ゲスト/芸術の森泌尿器科 斉藤誠一 医師
 最近、前立腺がんが増加しているそうですね。
 

 前立腺がんは、欧米に多い病気とされてきましたが、最近では食生活の欧米化や高齢化社会によって、わが国でも急激に増加しています。アメリカでは男性が罹患(りかん)するがんとして一番多く、死亡原因のがんとして二番目に多いのです。アメリカではこの病気を撲滅するために、国をあげて対策に取り組んできました。
 最近の統計では、この10年間で50歳から74歳までの男性の前立腺がんによる死者が3分の1減少し、75歳から84歳の間では4分の1減少したと報告されました。
 アメリカで前立腺がんの死亡率が大きく減少した理由として、次の二点があげられます。
 一つはPSAという血液検査で早期がんを発見し、早期治療を行ったことです。より安全な手術手技も確立され、合併症も減少しました。今まで懸念されてきた尿失禁も減少し、性機能の回復も高率で望めます。

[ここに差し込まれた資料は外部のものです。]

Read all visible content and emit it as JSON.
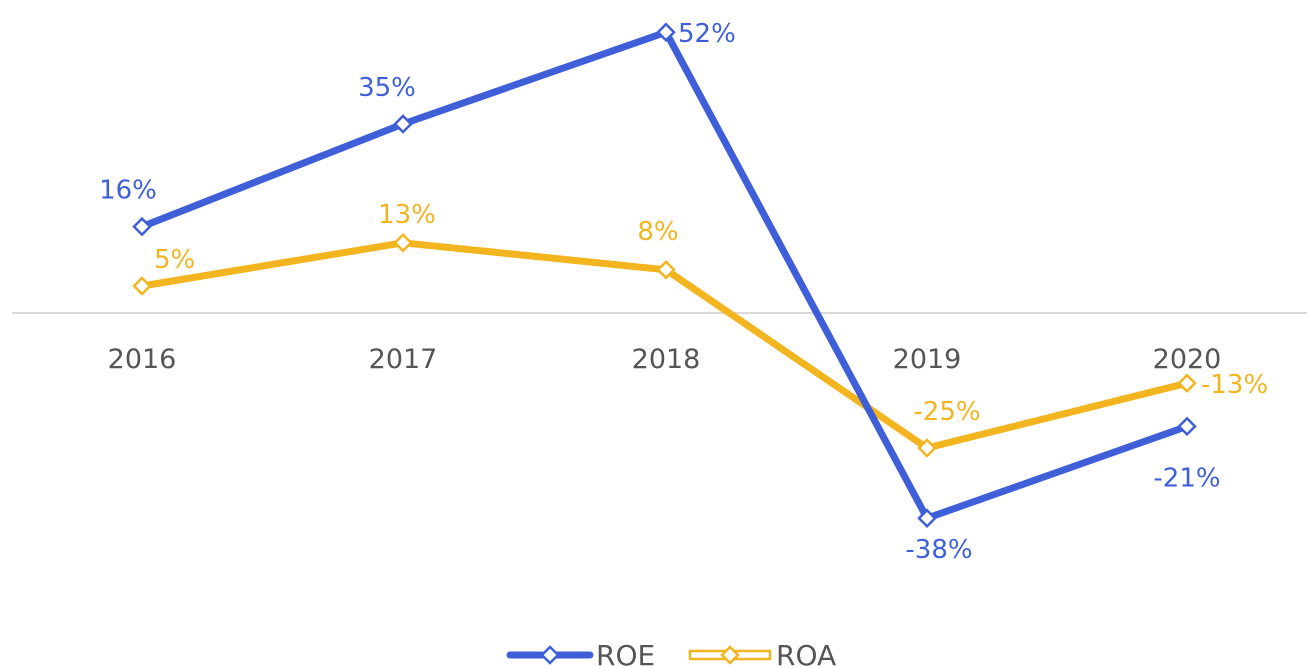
{
  "chart_data": {
    "type": "line",
    "categories": [
      "2016",
      "2017",
      "2018",
      "2019",
      "2020"
    ],
    "series": [
      {
        "name": "ROE",
        "values": [
          16,
          35,
          52,
          -38,
          -21
        ],
        "labels": [
          "16%",
          "35%",
          "52%",
          "-38%",
          "-21%"
        ],
        "color": "#3f5fd9",
        "marker": "diamond-open"
      },
      {
        "name": "ROA",
        "values": [
          5,
          13,
          8,
          -25,
          -13
        ],
        "labels": [
          "5%",
          "13%",
          "8%",
          "-25%",
          "-13%"
        ],
        "color": "#f2b51f",
        "marker": "diamond-open"
      }
    ],
    "title": "",
    "xlabel": "",
    "ylabel": "",
    "ylim": [
      -55,
      60
    ],
    "grid": false,
    "zero_line": true,
    "y_axis_visible": false,
    "legend_position": "bottom-center",
    "axis_color": "#d9d9d9",
    "tick_color": "#555555"
  }
}
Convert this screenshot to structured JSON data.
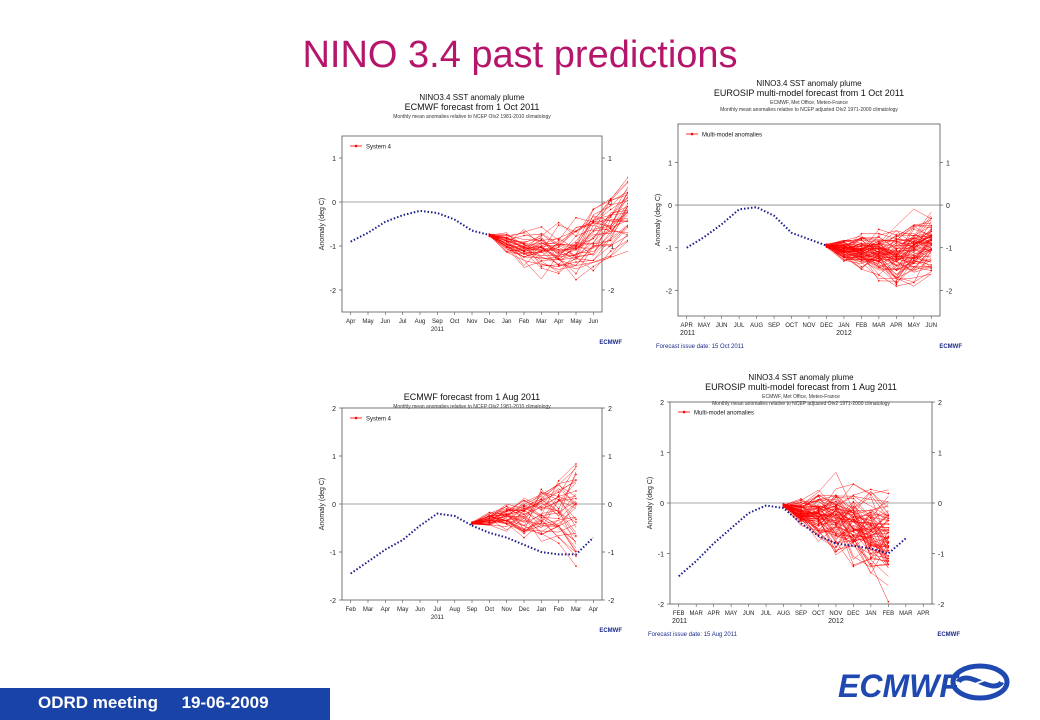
{
  "slide": {
    "title": "NINO 3.4 past predictions",
    "footer": "ODRD meeting     19-06-2009",
    "brand": "ECMWF"
  },
  "colors": {
    "title": "#b5166b",
    "footer_bar": "#1a43a8",
    "brand": "#1f49b0",
    "ensemble": "#ff0000",
    "observed": "#1a1a8c",
    "zero_line": "#888888"
  },
  "chart_data": [
    {
      "type": "line",
      "title": "NINO3.4 SST anomaly plume",
      "subtitle": "ECMWF forecast from 1 Oct 2011",
      "note": "Monthly mean anomalies relative to NCEP OIv2 1981-2010 climatology",
      "ylabel": "Anomaly (deg C)",
      "ylim": [
        -2.5,
        1.5
      ],
      "yticks": [
        "1",
        "0",
        "-1",
        "-2"
      ],
      "ytick_values": [
        1,
        0,
        -1,
        -2
      ],
      "x_ticks": [
        "Apr",
        "May",
        "Jun",
        "Jul",
        "Aug",
        "Sep",
        "Oct",
        "Nov",
        "Dec",
        "Jan",
        "Feb",
        "Mar",
        "Apr",
        "May",
        "Jun"
      ],
      "x_year_labels": [
        "2011"
      ],
      "legend": "System 4",
      "grid": false,
      "observed": [
        -0.9,
        -0.7,
        -0.45,
        -0.3,
        -0.2,
        -0.25,
        -0.4,
        -0.65,
        -0.75
      ],
      "ensemble_start": 8,
      "ensemble_mean": [
        -0.75,
        -0.95,
        -1.05,
        -1.1,
        -1.12,
        -1.05,
        -0.8,
        -0.5,
        -0.2
      ],
      "ensemble_members": 41,
      "ensemble_spread": [
        0.05,
        0.3,
        0.45,
        0.55,
        0.6,
        0.6,
        0.6,
        0.6,
        0.55
      ],
      "issue_date": "",
      "logo": "ECMWF"
    },
    {
      "type": "line",
      "title": "NINO3.4 SST anomaly plume",
      "subtitle": "EUROSIP multi-model forecast from 1 Oct 2011",
      "note2": "ECMWF, Met Office, Meteo-France",
      "note": "Monthly mean anomalies relative to NCEP adjusted OIv2 1971-2000 climatology",
      "ylabel": "Anomaly (deg C)",
      "ylim": [
        -2.6,
        1.9
      ],
      "yticks": [
        "1",
        "0",
        "-1",
        "-2"
      ],
      "ytick_values": [
        1,
        0,
        -1,
        -2
      ],
      "x_ticks": [
        "APR",
        "MAY",
        "JUN",
        "JUL",
        "AUG",
        "SEP",
        "OCT",
        "NOV",
        "DEC",
        "JAN",
        "FEB",
        "MAR",
        "APR",
        "MAY",
        "JUN"
      ],
      "x_year_labels": [
        "2011",
        "2012"
      ],
      "legend": "Multi-model anomalies",
      "grid": false,
      "observed": [
        -1.0,
        -0.75,
        -0.45,
        -0.1,
        -0.05,
        -0.25,
        -0.65,
        -0.8,
        -0.95
      ],
      "ensemble_start": 8,
      "ensemble_mean": [
        -0.95,
        -1.05,
        -1.1,
        -1.15,
        -1.2,
        -1.1,
        -0.95
      ],
      "ensemble_members": 80,
      "ensemble_spread": [
        0.05,
        0.35,
        0.45,
        0.55,
        0.6,
        0.6,
        0.6
      ],
      "issue_date": "Forecast issue date: 15 Oct 2011",
      "logo": "ECMWF"
    },
    {
      "type": "line",
      "title": "",
      "subtitle": "ECMWF forecast from 1 Aug 2011",
      "note": "Monthly mean anomalies relative to NCEP OIv2 1981-2010 climatology",
      "ylabel": "Anomaly (deg C)",
      "ylim": [
        -2,
        2
      ],
      "yticks": [
        "2",
        "1",
        "0",
        "-1",
        "-2"
      ],
      "ytick_values": [
        2,
        1,
        0,
        -1,
        -2
      ],
      "x_ticks": [
        "Feb",
        "Mar",
        "Apr",
        "May",
        "Jun",
        "Jul",
        "Aug",
        "Sep",
        "Oct",
        "Nov",
        "Dec",
        "Jan",
        "Feb",
        "Mar",
        "Apr"
      ],
      "x_year_labels": [
        "2011"
      ],
      "legend": "System 4",
      "grid": false,
      "observed": [
        -1.45,
        -1.2,
        -0.95,
        -0.75,
        -0.45,
        -0.2,
        -0.25,
        -0.45
      ],
      "ensemble_start": 7,
      "ensemble_mean": [
        -0.4,
        -0.3,
        -0.25,
        -0.2,
        -0.15,
        -0.1,
        -0.05
      ],
      "ensemble_members": 41,
      "ensemble_spread": [
        0.05,
        0.2,
        0.45,
        0.6,
        0.75,
        0.85,
        0.95
      ],
      "observed_continuation": [
        -0.45,
        -0.6,
        -0.7,
        -0.85,
        -1.0,
        -1.05,
        -1.05,
        -0.7
      ],
      "issue_date": "",
      "logo": "ECMWF"
    },
    {
      "type": "line",
      "title": "NINO3.4 SST anomaly plume",
      "subtitle": "EUROSIP multi-model forecast from 1 Aug 2011",
      "note2": "ECMWF, Met Office, Meteo-France",
      "note": "Monthly mean anomalies relative to NCEP adjusted OIv2 1971-2000 climatology",
      "ylabel": "Anomaly (deg C)",
      "ylim": [
        -2,
        2
      ],
      "yticks": [
        "2",
        "1",
        "0",
        "-1",
        "-2"
      ],
      "ytick_values": [
        2,
        1,
        0,
        -1,
        -2
      ],
      "x_ticks": [
        "FEB",
        "MAR",
        "APR",
        "MAY",
        "JUN",
        "JUL",
        "AUG",
        "SEP",
        "OCT",
        "NOV",
        "DEC",
        "JAN",
        "FEB",
        "MAR",
        "APR"
      ],
      "x_year_labels": [
        "2011",
        "2012"
      ],
      "legend": "Multi-model anomalies",
      "grid": false,
      "observed": [
        -1.45,
        -1.15,
        -0.8,
        -0.5,
        -0.2,
        -0.05,
        -0.1,
        -0.4,
        -0.65,
        -0.8,
        -0.85,
        -0.9,
        -1.0,
        -0.7
      ],
      "ensemble_start": 6,
      "ensemble_mean": [
        -0.05,
        -0.2,
        -0.3,
        -0.35,
        -0.45,
        -0.6,
        -0.7
      ],
      "ensemble_members": 80,
      "ensemble_spread": [
        0.05,
        0.35,
        0.6,
        0.75,
        0.8,
        0.8,
        0.8
      ],
      "issue_date": "Forecast issue date: 15 Aug 2011",
      "logo": "ECMWF"
    }
  ]
}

 二つ目は内分泌療法の普及です。以前は睾丸(こうがん)を除去して男性ホルモンを抑えたり、副作用の多い女性ホルモンの投与を行ってきましたが、ここ10年程で副作用の少ない男性ホルモンを抑える薬が出現し、広く使用されています。

 
 前立腺がんの予防方法はありますか。
 
 アメリカでは男性ホルモンを抑える薬を服用し、前立腺がんを予防しようという大規模な試みが終了しました。その結果、前立腺がんの発生自体は減少しましたが、かえって悪性度の高いがんになる確率が高くなり、薬による予防には無理があるという結論に達しました。
 もっと簡単な予防法として、食生活の改善が長年議論されています。現在、統計的・経験的に効果があるといわれているのは、脂肪を控え、大豆やトマト、ブロッコリーなどの緑黄色野菜、緑茶を多く摂取することです。
 しかし現実問題として、現在の日本の食生活を考えると、今後も前立腺がんが増加することは明らかです。わが国でも、早期発見、早期治療を確立させることが急務です。
 50歳を過ぎたら、1年に1回はPSA検査を受け、特に身内に前立腺がんになった人がいる場合は、45歳から検査を受けましょう。少しでもがんの疑いがあったら、積極的に組織検査を受け、早期発見に努めることが必要です。